“La plupart des problèmes du monde viennent d’erreurs linguistiques et de simples incompréhensions. Ne prenez jamais les mots dans leur sens premier. Quand vous entrez dans la zone de l’amour, le langage tel que nous le connaissons devient obsolète. Ce qui ne peut être dit avec des mots ne peut être compris qu’à travers le silence.”
– Shams de Tabriz –
On dit que la vie ne se compte pas avec le temps que nous avons passé sur cette planète mais, avec les moments qui nous ont coupé le souffle, comme si que le temps est insignifiant jusqu’à ce qu’il s’arrête, telle une pause temporelle pour cesser de vivre et commencer d’exister. Mais, quand le hasard vicieux de la vie nous met à la rencontre de nos souvenirs déguisés en chair et os, les mots, à leur tour, deviennent insignifiants…

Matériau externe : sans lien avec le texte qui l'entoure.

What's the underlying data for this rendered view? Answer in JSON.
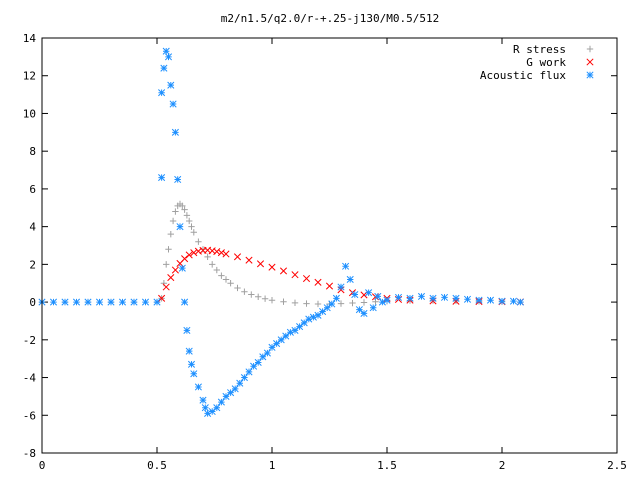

Un lourd silence s’imposa, les mots fuyaient la scène comme s’il renonçaient à assumer leur unique mission dans cette existence, par crainte d’échouer à exprimer le ressentiment si oppressant d’un chagrin lointain, d’une histoire inachevée qui vient d’être réssuscitée, cédant la place à une conversation muette ; à ces regards hésitants qui se cherchent dans la discrétion, à ces paroles incertaines qui meurent prématurément, à un langage sans voyelles ni consonnes.
Embarrassés dans le même tourment, aucun d’eux n’osa rompre cet imprévisible deuil et écrire les dernières pages de ce roman, ils fuyaient leur sort tels les mots fuyaient cette scène, et refusaient d’achever le destin de cet amour comateux qui sombra éternellement entre la vie et la mort.